Apathy: there’s no point.

When you consider a reduction in rate of just 0.5% can easily save around £700 per year on a £250,000 mortgage, you wonder why anyone would sit on their lender’s SVR.

Apathy: there’s no point.

Pete Thomson is sales and marketing director at The Mortgage Lender

“What’s the point? Why should I bother? Is it really worth it? It’s too much hassle. It doesn’t make any difference.”

Those of you with kids could be excused for thinking this was a teenager instructed to clean their bedroom. It is, however, the view taken by many when it comes to looking for a better deal than the one they’re on.

If we consider almost any financial product, or utility even, very few people actually make active choices to search out a better deal every time one lapses, comparatively speaking. For something like a bank account, where the government seems to think everyone should continually be switching banks yet the saving/benefit is not huge, I can understand the lack of movement.

However, when we look at mortgages, where the savings are more significant, sitting on a poor deal is somewhat less understandable. When you consider a reduction in rate of just 0.5% can easily save around £700 per year on a £250,000 mortgage, you wonder why anyone would sit on their lender’s SVR really.

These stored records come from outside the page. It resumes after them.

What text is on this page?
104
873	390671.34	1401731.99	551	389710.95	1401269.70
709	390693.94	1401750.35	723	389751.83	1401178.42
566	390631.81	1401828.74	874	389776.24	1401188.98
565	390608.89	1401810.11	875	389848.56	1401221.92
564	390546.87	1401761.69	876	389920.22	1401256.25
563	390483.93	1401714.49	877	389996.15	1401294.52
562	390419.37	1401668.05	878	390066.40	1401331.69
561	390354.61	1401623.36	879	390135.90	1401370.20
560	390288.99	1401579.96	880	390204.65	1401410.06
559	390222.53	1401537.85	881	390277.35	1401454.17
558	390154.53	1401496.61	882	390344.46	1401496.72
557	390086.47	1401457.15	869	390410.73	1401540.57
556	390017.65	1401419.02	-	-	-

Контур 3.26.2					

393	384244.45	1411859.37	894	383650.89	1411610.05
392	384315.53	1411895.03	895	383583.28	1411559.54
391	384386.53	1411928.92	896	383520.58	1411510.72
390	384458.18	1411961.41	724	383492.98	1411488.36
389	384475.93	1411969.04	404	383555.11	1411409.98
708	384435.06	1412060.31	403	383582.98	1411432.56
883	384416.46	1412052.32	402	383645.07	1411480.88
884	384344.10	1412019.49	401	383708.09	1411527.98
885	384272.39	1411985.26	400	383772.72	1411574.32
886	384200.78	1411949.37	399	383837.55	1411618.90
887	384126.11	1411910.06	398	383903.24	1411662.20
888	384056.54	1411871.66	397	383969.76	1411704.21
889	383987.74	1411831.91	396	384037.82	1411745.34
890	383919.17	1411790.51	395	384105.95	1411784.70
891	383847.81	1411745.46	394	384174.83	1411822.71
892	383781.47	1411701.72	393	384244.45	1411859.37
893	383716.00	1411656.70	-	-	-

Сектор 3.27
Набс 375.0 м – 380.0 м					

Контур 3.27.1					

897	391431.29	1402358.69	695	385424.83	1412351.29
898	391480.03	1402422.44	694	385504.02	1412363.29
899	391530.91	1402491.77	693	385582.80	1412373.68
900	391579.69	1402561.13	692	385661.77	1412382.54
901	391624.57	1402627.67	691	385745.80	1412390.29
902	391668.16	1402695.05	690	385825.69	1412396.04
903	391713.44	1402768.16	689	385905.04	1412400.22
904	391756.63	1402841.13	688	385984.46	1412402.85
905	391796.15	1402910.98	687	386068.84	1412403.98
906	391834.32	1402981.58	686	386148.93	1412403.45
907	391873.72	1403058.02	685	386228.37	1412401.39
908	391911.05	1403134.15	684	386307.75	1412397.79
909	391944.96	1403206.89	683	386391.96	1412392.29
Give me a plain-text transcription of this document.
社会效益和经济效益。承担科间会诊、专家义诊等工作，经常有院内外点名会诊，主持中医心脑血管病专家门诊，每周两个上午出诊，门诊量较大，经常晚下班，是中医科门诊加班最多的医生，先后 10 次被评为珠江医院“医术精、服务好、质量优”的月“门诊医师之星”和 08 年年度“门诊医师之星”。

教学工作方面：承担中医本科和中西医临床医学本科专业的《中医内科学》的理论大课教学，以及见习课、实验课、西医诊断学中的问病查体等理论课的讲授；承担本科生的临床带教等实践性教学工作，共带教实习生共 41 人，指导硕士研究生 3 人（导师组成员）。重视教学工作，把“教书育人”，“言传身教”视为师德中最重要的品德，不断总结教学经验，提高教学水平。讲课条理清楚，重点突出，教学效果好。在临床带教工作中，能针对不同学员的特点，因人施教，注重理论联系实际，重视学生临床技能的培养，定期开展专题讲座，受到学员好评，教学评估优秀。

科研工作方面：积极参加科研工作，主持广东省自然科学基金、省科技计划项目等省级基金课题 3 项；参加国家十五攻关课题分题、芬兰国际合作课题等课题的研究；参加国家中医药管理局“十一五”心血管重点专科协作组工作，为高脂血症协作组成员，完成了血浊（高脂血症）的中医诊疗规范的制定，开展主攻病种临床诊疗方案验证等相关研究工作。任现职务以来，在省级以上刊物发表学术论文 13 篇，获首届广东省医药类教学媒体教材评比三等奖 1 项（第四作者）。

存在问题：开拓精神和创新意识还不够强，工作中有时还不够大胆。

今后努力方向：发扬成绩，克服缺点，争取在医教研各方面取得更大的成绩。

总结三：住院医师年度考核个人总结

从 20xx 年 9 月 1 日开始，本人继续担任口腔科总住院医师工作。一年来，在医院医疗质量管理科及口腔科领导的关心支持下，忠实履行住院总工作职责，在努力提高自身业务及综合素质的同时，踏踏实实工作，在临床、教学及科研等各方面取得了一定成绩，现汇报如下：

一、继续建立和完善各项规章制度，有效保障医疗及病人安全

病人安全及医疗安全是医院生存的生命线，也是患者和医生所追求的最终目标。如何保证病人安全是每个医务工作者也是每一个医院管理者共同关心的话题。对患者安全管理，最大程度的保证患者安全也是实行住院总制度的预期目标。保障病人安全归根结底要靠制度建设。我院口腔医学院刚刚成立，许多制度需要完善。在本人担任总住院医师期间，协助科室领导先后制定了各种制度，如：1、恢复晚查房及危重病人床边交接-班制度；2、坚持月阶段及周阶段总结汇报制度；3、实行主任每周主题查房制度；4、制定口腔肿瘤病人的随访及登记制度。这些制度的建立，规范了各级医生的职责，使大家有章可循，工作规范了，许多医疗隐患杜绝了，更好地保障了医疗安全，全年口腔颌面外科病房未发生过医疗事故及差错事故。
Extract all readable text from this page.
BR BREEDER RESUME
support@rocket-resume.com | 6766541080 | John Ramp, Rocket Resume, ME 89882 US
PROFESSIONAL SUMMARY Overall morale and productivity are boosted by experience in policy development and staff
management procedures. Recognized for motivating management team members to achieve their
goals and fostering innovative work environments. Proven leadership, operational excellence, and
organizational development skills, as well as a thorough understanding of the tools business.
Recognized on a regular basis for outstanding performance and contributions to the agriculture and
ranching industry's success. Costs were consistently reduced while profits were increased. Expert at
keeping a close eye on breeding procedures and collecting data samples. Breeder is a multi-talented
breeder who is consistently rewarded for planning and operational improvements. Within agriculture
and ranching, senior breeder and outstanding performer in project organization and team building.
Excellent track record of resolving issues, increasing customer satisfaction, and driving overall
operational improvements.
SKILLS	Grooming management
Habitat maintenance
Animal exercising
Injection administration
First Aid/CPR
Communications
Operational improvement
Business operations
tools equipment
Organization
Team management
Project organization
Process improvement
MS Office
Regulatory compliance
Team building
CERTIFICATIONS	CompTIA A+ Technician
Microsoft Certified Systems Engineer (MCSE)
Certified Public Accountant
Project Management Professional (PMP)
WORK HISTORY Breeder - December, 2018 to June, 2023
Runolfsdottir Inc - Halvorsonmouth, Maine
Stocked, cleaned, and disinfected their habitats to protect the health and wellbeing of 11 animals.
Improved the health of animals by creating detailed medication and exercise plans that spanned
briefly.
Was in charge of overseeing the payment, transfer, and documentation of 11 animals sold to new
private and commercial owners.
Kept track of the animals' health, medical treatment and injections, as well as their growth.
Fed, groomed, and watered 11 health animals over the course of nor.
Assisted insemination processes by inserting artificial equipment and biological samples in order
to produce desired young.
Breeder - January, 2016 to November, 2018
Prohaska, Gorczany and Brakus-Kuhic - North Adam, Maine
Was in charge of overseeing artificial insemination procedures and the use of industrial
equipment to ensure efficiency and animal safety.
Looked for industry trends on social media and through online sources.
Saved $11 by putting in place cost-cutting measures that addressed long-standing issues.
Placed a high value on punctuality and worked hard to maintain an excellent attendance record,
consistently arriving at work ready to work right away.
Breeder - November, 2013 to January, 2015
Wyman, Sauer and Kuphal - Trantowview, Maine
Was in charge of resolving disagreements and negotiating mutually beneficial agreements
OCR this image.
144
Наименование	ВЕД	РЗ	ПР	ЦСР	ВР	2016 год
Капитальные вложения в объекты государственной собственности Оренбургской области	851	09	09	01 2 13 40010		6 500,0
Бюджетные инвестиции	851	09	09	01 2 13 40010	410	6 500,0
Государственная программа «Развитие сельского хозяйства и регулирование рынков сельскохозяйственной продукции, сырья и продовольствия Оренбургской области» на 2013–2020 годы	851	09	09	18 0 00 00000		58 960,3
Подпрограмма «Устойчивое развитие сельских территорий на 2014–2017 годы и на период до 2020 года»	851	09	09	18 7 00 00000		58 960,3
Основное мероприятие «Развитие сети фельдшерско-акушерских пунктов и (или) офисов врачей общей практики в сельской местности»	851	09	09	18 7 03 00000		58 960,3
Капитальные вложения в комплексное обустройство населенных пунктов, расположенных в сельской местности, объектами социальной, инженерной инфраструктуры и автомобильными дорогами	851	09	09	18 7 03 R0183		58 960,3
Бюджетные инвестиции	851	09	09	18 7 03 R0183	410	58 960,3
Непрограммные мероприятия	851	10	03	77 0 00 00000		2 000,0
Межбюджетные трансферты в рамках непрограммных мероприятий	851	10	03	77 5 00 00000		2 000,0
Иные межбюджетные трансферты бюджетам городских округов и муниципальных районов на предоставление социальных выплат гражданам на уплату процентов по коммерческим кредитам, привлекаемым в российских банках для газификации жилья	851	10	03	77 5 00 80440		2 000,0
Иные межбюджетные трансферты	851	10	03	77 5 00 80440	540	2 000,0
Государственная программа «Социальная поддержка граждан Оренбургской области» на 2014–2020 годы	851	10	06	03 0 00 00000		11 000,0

Around a quarter of mortgage business written is for remortgages, yet only a quarter of 1% of new business written is on impaired credit, says the FCA. Now, please do shout at me if my logic flawed, but that to me looks like very few people with credit issues are remortgaging. In which case they’re sat on an SVR and could do better.

“Ah but the fees outweigh the savings.” I hear you say. Not necessarily.

It may be the case for smaller loans or the lowest SVRs, but there are still savings to be had when you look at those lenders whose rates are nearer 5%.

And it won’t just be those who have credit issues. There will be a significant number of borrowers out there, whose circumstances have changed during the course of their existing deal that exclude them from their lender’s retention rates; having multiple income sources or becoming self-employed are just two scenarios.

The nature of people’s finances has and continues to change, understanding and being flexible to that is something we do. There is a growing group of people stuck paying mortgages on SVR terms who probably don’t realise they have options to reduce their payments. It’s time that changed.